Not as easy as ABC.

Friday, November 6th, 1998

No, the audio engineer on ABC Nightline’s election night wasn’t drunk, and the technical trouble during Monday Night Football or Live with Regis and Kathie Lee last week wasn’t in your set. The folks from ABC just let some overwhelmed guy from sales sit at an enormous audio board and send deafening feedback into the earpieces of Rahm Emanuel, Orrin Hatch, and Ted Koppel.

After a one day strike on the first day of November sweeps by NABET—the union representing some 2,200 ABC technicians— Disney/ABC decided to lock out the NABET technicians who would normally be getting the job done. Why? Because they want their union to, among other things, give them 72 hours notice—14 days notice before broadcasts with live remotes—before staging any other strikes. In the meantime, what we get from ABC is technically wobbly coverage, guest cancellations (Vice President Gore, Adam Sandler, Whoopi Goldberg, Tony Bennett, and others refused to cross the picket lines), and situations where a technically hobbled ABC can’t cover the news others can.

The one-day strike was actually called over a new health care plan ABC wanted the union—which has been operating without a contract since March 1997—to accept. NABET has filed a complaint with the National Labor Relations Board calling the lockout illegal. Legal or not, ABC must be confident enough to try and push this under these conditions during a ratings period.

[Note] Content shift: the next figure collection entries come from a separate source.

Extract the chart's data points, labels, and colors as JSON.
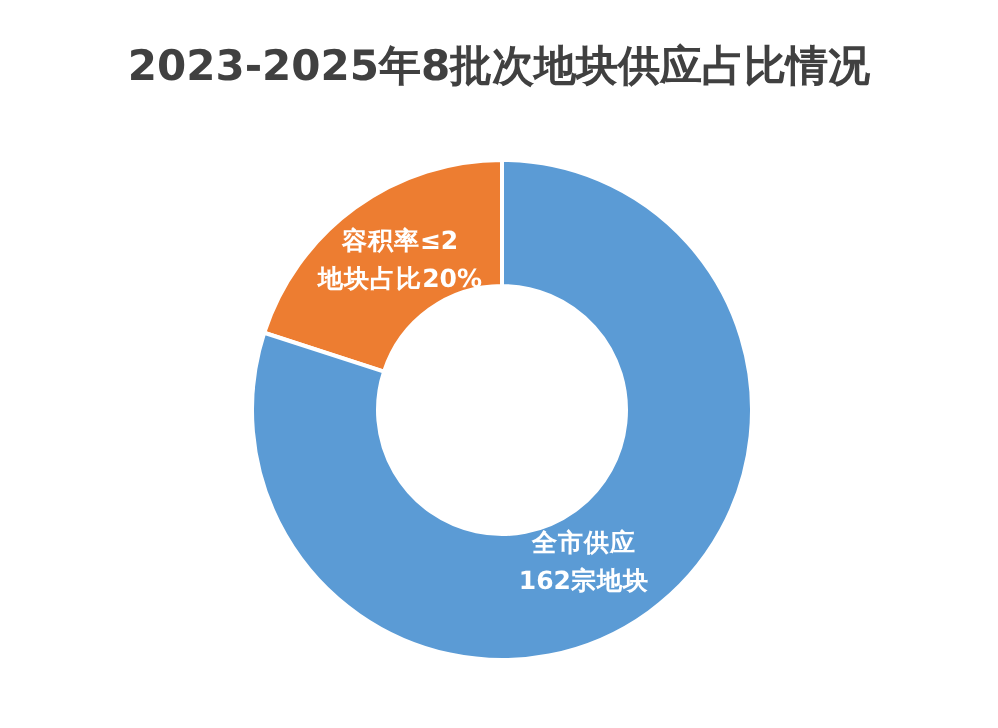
{
  "chart_data": {
    "type": "donut",
    "title": "2023-2025年8批次地块供应占比情况",
    "categories": [
      "容积率≤2\n地块占比20%",
      "全市供应\n162宗地块"
    ],
    "values": [
      20,
      80
    ],
    "colors": [
      "#ed7d31",
      "#5b9bd5"
    ]
  }
}
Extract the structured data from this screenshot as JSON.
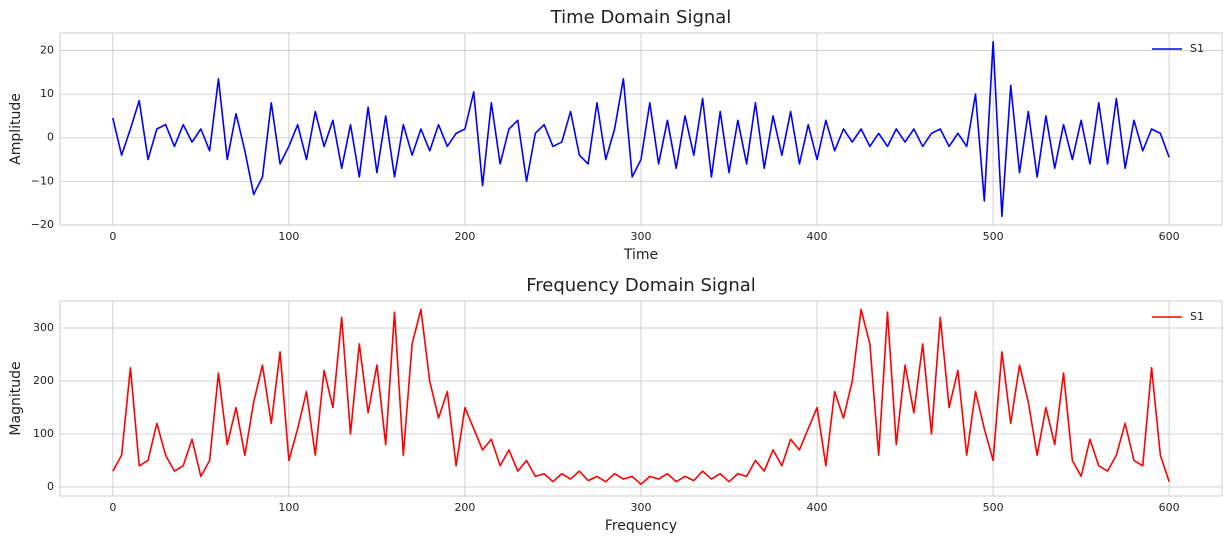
{
  "chart_data": [
    {
      "type": "line",
      "title": "Time Domain Signal",
      "xlabel": "Time",
      "ylabel": "Amplitude",
      "x": [
        0,
        5,
        10,
        15,
        20,
        25,
        30,
        35,
        40,
        45,
        50,
        55,
        60,
        65,
        70,
        75,
        80,
        85,
        90,
        95,
        100,
        105,
        110,
        115,
        120,
        125,
        130,
        135,
        140,
        145,
        150,
        155,
        160,
        165,
        170,
        175,
        180,
        185,
        190,
        195,
        200,
        205,
        210,
        215,
        220,
        225,
        230,
        235,
        240,
        245,
        250,
        255,
        260,
        265,
        270,
        275,
        280,
        285,
        290,
        295,
        300,
        305,
        310,
        315,
        320,
        325,
        330,
        335,
        340,
        345,
        350,
        355,
        360,
        365,
        370,
        375,
        380,
        385,
        390,
        395,
        400,
        405,
        410,
        415,
        420,
        425,
        430,
        435,
        440,
        445,
        450,
        455,
        460,
        465,
        470,
        475,
        480,
        485,
        490,
        495,
        500,
        505,
        510,
        515,
        520,
        525,
        530,
        535,
        540,
        545,
        550,
        555,
        560,
        565,
        570,
        575,
        580,
        585,
        590,
        595,
        600
      ],
      "series": [
        {
          "name": "S1",
          "color": "#0000ff",
          "values": [
            4.5,
            -4,
            2,
            8.5,
            -5,
            2,
            3,
            -2,
            3,
            -1,
            2,
            -3,
            13.5,
            -5,
            5.5,
            -3,
            -13,
            -9,
            8,
            -6,
            -2,
            3,
            -5,
            6,
            -2,
            4,
            -7,
            3,
            -9,
            7,
            -8,
            5,
            -9,
            3,
            -4,
            2,
            -3,
            3,
            -2,
            1,
            2,
            10.5,
            -11,
            8,
            -6,
            2,
            4,
            -10,
            1,
            3,
            -2,
            -1,
            6,
            -4,
            -6,
            8,
            -5,
            2,
            13.5,
            -9,
            -5,
            8,
            -6,
            4,
            -7,
            5,
            -4,
            9,
            -9,
            6,
            -8,
            4,
            -6,
            8,
            -7,
            5,
            -4,
            6,
            -6,
            3,
            -5,
            4,
            -3,
            2,
            -1,
            2,
            -2,
            1,
            -2,
            2,
            -1,
            2,
            -2,
            1,
            2,
            -2,
            1,
            -2,
            10,
            -14.5,
            22,
            -18,
            12,
            -8,
            6,
            -9,
            5,
            -7,
            3,
            -5,
            4,
            -6,
            8,
            -6,
            9,
            -7,
            4,
            -3,
            2,
            1,
            -4.5
          ]
        }
      ],
      "xlim": [
        -30,
        630
      ],
      "ylim": [
        -20,
        24
      ],
      "xticks": [
        0,
        100,
        200,
        300,
        400,
        500,
        600
      ],
      "yticks": [
        {
          "value": -20,
          "label": "−20"
        },
        {
          "value": -10,
          "label": "−10"
        },
        0,
        10,
        20
      ],
      "grid": true,
      "legend": "upper right"
    },
    {
      "type": "line",
      "title": "Frequency Domain Signal",
      "xlabel": "Frequency",
      "ylabel": "Magnitude",
      "x": [
        0,
        5,
        10,
        15,
        20,
        25,
        30,
        35,
        40,
        45,
        50,
        55,
        60,
        65,
        70,
        75,
        80,
        85,
        90,
        95,
        100,
        105,
        110,
        115,
        120,
        125,
        130,
        135,
        140,
        145,
        150,
        155,
        160,
        165,
        170,
        175,
        180,
        185,
        190,
        195,
        200,
        205,
        210,
        215,
        220,
        225,
        230,
        235,
        240,
        245,
        250,
        255,
        260,
        265,
        270,
        275,
        280,
        285,
        290,
        295,
        300,
        305,
        310,
        315,
        320,
        325,
        330,
        335,
        340,
        345,
        350,
        355,
        360,
        365,
        370,
        375,
        380,
        385,
        390,
        395,
        400,
        405,
        410,
        415,
        420,
        425,
        430,
        435,
        440,
        445,
        450,
        455,
        460,
        465,
        470,
        475,
        480,
        485,
        490,
        495,
        500,
        505,
        510,
        515,
        520,
        525,
        530,
        535,
        540,
        545,
        550,
        555,
        560,
        565,
        570,
        575,
        580,
        585,
        590,
        595,
        600
      ],
      "series": [
        {
          "name": "S1",
          "color": "#ff0000",
          "values": [
            30,
            60,
            225,
            40,
            50,
            120,
            60,
            30,
            40,
            90,
            20,
            50,
            215,
            80,
            150,
            60,
            160,
            230,
            120,
            255,
            50,
            110,
            180,
            60,
            220,
            150,
            320,
            100,
            270,
            140,
            230,
            80,
            330,
            60,
            270,
            335,
            200,
            130,
            180,
            40,
            150,
            110,
            70,
            90,
            40,
            70,
            30,
            50,
            20,
            25,
            10,
            25,
            15,
            30,
            12,
            20,
            10,
            25,
            15,
            20,
            5,
            20,
            15,
            25,
            10,
            20,
            12,
            30,
            15,
            25,
            10,
            25,
            20,
            50,
            30,
            70,
            40,
            90,
            70,
            110,
            150,
            40,
            180,
            130,
            200,
            335,
            270,
            60,
            330,
            80,
            230,
            140,
            270,
            100,
            320,
            150,
            220,
            60,
            180,
            110,
            50,
            255,
            120,
            230,
            160,
            60,
            150,
            80,
            215,
            50,
            20,
            90,
            40,
            30,
            60,
            120,
            50,
            40,
            225,
            60,
            10
          ]
        }
      ],
      "xlim": [
        -30,
        630
      ],
      "ylim": [
        -17,
        351
      ],
      "xticks": [
        0,
        100,
        200,
        300,
        400,
        500,
        600
      ],
      "yticks": [
        0,
        100,
        200,
        300
      ],
      "grid": true,
      "legend": "upper right"
    }
  ]
}
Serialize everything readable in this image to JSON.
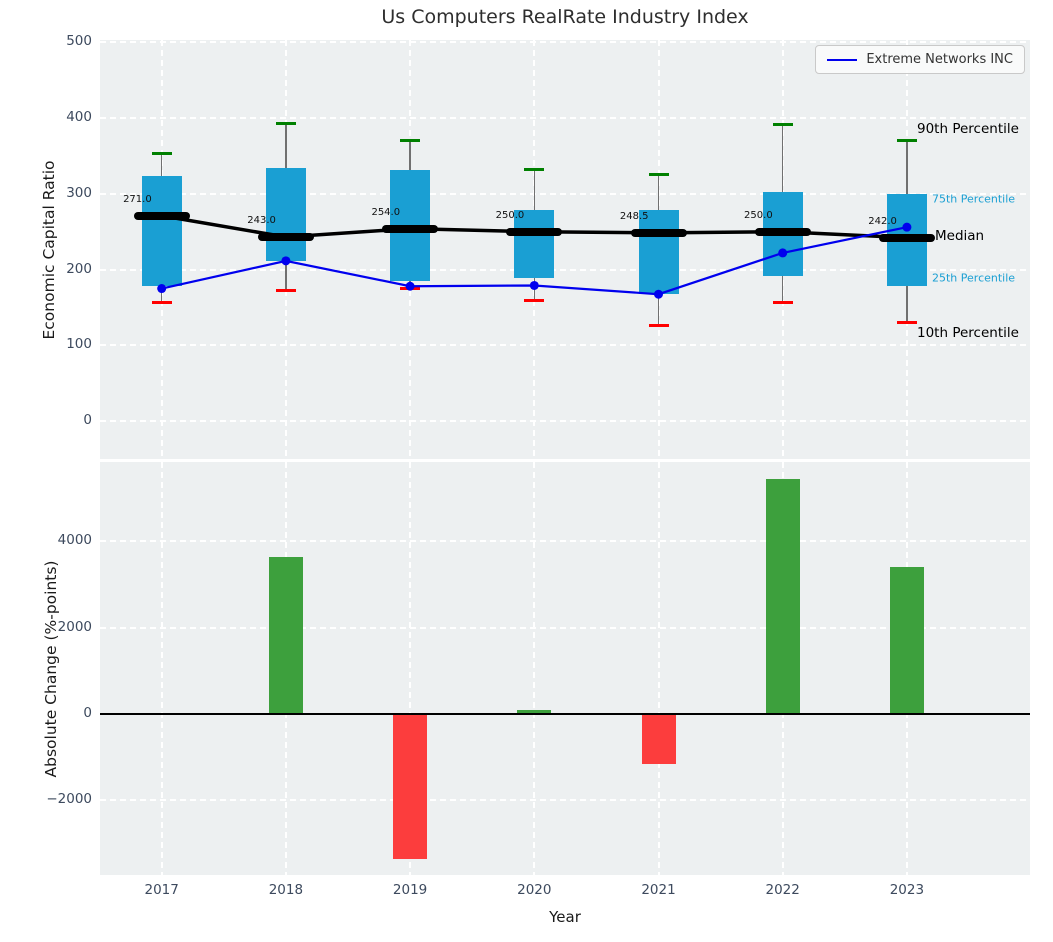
{
  "figure": {
    "title": "Us Computers RealRate Industry Index"
  },
  "colors": {
    "axes_background": "#edf0f1",
    "grid": "#ffffff",
    "tick_label": "#3d4a5e",
    "box_fill": "#1a9fd3",
    "p90_cap": "#008000",
    "p10_cap": "#ff0000",
    "median": "#000000",
    "company_line": "#0000ee",
    "bar_positive": "#3da03d",
    "bar_negative": "#fc3d3d"
  },
  "chart_data": [
    {
      "type": "box",
      "name": "economic-capital-ratio-percentiles",
      "title": "Us Computers RealRate Industry Index",
      "ylabel": "Economic Capital Ratio",
      "xlabel": "",
      "ylim": [
        -50,
        503
      ],
      "grid": true,
      "yticks": [
        "500",
        "400",
        "300",
        "200",
        "100",
        "0"
      ],
      "ytick_values": [
        500,
        400,
        300,
        200,
        100,
        0
      ],
      "categories": [
        "2017",
        "2018",
        "2019",
        "2020",
        "2021",
        "2022",
        "2023"
      ],
      "series": [
        {
          "name": "90th Percentile",
          "values": [
            353,
            393,
            371,
            332,
            325,
            391,
            370
          ],
          "color": "#008000"
        },
        {
          "name": "75th Percentile",
          "values": [
            324,
            334,
            332,
            278,
            278,
            302,
            300
          ],
          "color": "#1a9fd3"
        },
        {
          "name": "Median",
          "values": [
            271,
            243,
            254,
            250,
            248.5,
            250,
            242
          ],
          "color": "#000000"
        },
        {
          "name": "25th Percentile",
          "values": [
            178,
            211,
            185,
            189,
            168,
            192,
            178
          ],
          "color": "#1a9fd3"
        },
        {
          "name": "10th Percentile",
          "values": [
            156,
            173,
            175,
            159,
            126,
            156,
            130
          ],
          "color": "#ff0000"
        },
        {
          "name": "Extreme Networks INC",
          "values": [
            175,
            211.5,
            178,
            179,
            167.5,
            222,
            256
          ],
          "color": "#0000ee"
        }
      ],
      "median_labels": [
        "271.0",
        "243.0",
        "254.0",
        "250.0",
        "248.5",
        "250.0",
        "242.0"
      ],
      "legend": {
        "label": "Extreme Networks INC",
        "position": "upper right"
      },
      "right_annotations": [
        {
          "label": "90th Percentile",
          "size": "large",
          "color": "#000000"
        },
        {
          "label": "75th Percentile",
          "size": "small",
          "color": "#1a9fd3"
        },
        {
          "label": "Median",
          "size": "large",
          "color": "#000000"
        },
        {
          "label": "25th Percentile",
          "size": "small",
          "color": "#1a9fd3"
        },
        {
          "label": "10th Percentile",
          "size": "large",
          "color": "#000000"
        }
      ]
    },
    {
      "type": "bar",
      "name": "absolute-change",
      "ylabel": "Absolute Change (%-points)",
      "xlabel": "Year",
      "ylim": [
        -3730,
        5840
      ],
      "grid": true,
      "yticks": [
        "4000",
        "2000",
        "0",
        "−2000"
      ],
      "ytick_values": [
        4000,
        2000,
        0,
        -2000
      ],
      "categories": [
        "2017",
        "2018",
        "2019",
        "2020",
        "2021",
        "2022",
        "2023"
      ],
      "values": [
        0,
        3650,
        -3350,
        100,
        -1150,
        5450,
        3400
      ],
      "positive_color": "#3da03d",
      "negative_color": "#fc3d3d"
    }
  ]
}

The reality is that management at Disney/ABC (and at the other media empires) as well as NABET and other have some adapting to do in the face of new technology, new definitions of news, and the changing face of employment, where more and more work will be farmed out to "independent contractors" who aren’t paid benefits.

* * * * *

ABC’s promofolk seem to be trying one intriguing science experiment during sweeps. During the unwatchable "Mission Impossible" movie last Thursday, the bright-yellow-and-black net ran sixty-second promos that, in todays accelerated age, felt like small programs in and of themselves. (Sixty seconds, for those of you too caffeinated to do the math, is one minute.) In one, Barbara Walters took her time and told us about several upcoming 20/20 segments (explaining to us patiently that 20/20 was on Sunday, Wednesday, Friday, but not Thursday), and in another, we were treated to an extended summary of how NYPD Blue will attempt to grab us by our lapels (followed by some extended heartsleeve-tugging) with the drawn-out departure of Jimmy Smits as detective Bobby Simone.

A promo that long very much has the feel of a theatrical trailer, and is about as far from the ‘blipverts’ we’ve been assaulted by as you can get.

* * * * *

And in a final word in an all-ABC column, I’m compelled to call your attention to Politically Incorrect, snapped up from Comedy Central by ABC a while back. Bill Maher’s little salon of counterchat, which exists to juxtapose wrestlers with politicians retains its edge in an era where, well, wrestlers have become politicians. Highly recommended.